По утрам он вставал, выпивал сырое яйцо и стакан цикория, надевал рабочую одежду и уходил в поле. К обеду Большуа возвращался домой, переодевался в обширное платье, которое сшил из остатков Ривкиного гардероба, повязывал ее кухонный фартук и готовил обед. После обеда он снова надевал мужскую одежду и до темноты возился по двору. Вечером Большуа выпивал еще одно сырое яйцо, шел к камню и совершал очередную неудачную попытку.

 

Глава 7

 

Так, потихоньку, Большуа стал частью жизни Яакова.

— Тебе совсем не нравится еда, которую я готовлю, — огорченно вздохнул он однажды, увидев, как Яаков, едва дотронувшись до содержимого своей тарелки, встает из-за стола.

— Ты очень хороший повар, но вся штука в том, что это еда для итальянцев, а люди всегда любят то, к чему они привыкли с детства.

Большуа ничего не ответил, но уже на следующее утро заглянул к Ализе Папиш и попросил разрешения поглядеть, что она готовит.

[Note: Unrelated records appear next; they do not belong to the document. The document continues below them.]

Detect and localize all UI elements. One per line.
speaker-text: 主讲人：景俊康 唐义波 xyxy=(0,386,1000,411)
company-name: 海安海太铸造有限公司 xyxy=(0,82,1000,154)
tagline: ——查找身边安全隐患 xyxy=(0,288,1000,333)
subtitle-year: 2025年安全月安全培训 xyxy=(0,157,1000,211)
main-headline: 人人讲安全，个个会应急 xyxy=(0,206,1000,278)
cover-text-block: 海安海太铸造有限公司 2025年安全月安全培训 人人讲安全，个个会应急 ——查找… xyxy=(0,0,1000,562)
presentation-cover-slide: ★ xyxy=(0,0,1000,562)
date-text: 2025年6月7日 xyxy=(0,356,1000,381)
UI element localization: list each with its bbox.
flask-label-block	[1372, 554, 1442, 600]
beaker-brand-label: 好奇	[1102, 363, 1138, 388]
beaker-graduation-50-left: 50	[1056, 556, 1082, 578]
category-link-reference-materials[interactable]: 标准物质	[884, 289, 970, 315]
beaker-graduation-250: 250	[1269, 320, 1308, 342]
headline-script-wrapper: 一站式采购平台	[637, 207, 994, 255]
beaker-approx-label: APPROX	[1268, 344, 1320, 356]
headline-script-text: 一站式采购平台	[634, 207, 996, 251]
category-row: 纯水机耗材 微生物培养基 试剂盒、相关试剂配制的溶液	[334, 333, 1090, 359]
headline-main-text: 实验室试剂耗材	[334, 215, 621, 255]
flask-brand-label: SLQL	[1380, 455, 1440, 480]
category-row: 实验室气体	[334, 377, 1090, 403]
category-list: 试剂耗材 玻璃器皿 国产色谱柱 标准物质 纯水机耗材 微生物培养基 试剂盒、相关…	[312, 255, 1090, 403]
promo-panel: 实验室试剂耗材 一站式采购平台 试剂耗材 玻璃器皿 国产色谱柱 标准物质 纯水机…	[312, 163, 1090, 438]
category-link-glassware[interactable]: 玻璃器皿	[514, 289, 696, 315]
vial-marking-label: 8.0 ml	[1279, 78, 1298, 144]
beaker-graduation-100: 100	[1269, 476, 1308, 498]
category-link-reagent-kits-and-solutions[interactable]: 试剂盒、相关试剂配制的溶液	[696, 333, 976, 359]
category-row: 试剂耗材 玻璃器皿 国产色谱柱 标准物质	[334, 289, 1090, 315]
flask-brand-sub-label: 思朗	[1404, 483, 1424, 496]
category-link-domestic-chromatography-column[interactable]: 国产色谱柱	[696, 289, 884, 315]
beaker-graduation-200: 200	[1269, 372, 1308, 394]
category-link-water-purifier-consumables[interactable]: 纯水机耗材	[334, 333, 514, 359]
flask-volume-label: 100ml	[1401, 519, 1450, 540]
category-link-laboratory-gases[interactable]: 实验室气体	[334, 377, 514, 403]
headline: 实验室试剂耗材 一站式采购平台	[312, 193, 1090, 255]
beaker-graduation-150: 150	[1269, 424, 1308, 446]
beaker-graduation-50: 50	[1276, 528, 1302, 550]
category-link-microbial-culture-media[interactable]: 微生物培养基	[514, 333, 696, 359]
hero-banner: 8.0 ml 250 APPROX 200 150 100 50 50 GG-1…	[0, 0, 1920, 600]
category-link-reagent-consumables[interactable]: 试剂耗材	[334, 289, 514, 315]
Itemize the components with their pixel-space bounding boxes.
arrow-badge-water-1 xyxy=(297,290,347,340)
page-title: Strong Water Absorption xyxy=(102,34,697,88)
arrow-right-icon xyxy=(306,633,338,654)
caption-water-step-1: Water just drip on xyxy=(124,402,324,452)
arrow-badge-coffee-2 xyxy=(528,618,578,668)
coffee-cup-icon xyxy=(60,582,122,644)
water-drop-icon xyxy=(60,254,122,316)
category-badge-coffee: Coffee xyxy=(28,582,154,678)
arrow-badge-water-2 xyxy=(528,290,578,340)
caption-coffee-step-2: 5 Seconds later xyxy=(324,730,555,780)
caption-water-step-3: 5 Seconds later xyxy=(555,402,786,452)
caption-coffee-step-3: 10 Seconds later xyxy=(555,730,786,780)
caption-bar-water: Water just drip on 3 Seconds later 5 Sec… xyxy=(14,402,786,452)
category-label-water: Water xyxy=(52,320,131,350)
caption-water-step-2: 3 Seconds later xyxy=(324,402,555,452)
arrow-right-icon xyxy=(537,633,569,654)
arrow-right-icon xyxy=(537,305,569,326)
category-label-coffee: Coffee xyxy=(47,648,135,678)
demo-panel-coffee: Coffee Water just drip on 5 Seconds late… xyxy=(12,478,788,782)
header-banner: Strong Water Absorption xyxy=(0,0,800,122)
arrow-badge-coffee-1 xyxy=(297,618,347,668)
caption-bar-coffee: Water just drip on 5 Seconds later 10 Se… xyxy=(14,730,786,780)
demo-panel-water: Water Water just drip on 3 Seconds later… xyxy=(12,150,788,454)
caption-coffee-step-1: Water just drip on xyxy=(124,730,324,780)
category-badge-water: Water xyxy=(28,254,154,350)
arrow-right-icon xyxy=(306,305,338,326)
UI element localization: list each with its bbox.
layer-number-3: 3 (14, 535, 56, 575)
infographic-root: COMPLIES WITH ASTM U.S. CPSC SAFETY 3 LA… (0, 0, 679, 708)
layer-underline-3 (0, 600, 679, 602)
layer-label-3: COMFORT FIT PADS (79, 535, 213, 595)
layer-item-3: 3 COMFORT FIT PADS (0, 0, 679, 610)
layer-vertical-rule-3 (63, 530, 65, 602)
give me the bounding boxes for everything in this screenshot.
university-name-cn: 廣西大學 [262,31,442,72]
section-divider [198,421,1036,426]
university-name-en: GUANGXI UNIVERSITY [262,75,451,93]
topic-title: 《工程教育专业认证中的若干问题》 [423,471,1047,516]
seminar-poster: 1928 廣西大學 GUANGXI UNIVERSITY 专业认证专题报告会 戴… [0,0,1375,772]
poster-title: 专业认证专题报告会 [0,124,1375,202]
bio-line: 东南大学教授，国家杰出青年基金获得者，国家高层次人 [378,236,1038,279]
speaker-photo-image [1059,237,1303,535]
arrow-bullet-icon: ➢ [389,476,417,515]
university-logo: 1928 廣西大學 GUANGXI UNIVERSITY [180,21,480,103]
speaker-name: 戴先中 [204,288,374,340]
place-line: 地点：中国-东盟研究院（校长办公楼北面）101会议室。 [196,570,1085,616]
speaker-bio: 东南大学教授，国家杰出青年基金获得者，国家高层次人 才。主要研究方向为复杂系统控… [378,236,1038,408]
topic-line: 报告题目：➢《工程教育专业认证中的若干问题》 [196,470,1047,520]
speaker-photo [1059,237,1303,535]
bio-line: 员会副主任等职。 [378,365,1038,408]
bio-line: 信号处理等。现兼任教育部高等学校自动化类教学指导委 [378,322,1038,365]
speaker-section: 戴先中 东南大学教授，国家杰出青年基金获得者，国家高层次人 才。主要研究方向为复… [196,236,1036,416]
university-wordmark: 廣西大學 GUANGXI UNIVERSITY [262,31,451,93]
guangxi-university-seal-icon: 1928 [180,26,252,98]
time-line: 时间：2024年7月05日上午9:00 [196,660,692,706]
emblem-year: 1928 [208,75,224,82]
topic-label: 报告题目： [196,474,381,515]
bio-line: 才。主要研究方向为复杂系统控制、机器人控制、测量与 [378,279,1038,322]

Затем он вернулся домой и зарезал курицу. Вечером того же дня, сияющий в предвкушении комплиментов, работник подал Яакову на ужин куриный бульон с плавающими золотыми каплями жира и картофельное пюре с жареным луком и сметаной. Особенно живописно выглядели выложенные по кругу веточки укропа, присыпанные сверху крупной солью.

Яаков ел, урча от удовольствия. После ужина Большуа плеснул в свои необъятные ладони немного оливкового масла, приказал своему хозяину снять рубаху и хорошенько размял его плечи и затылок.

— У тебя загривок жесткий, как камень, Шейнфельд, — озабоченно констатировал работник. — Может, твое сердце сохнет по какой-нибудь женщине?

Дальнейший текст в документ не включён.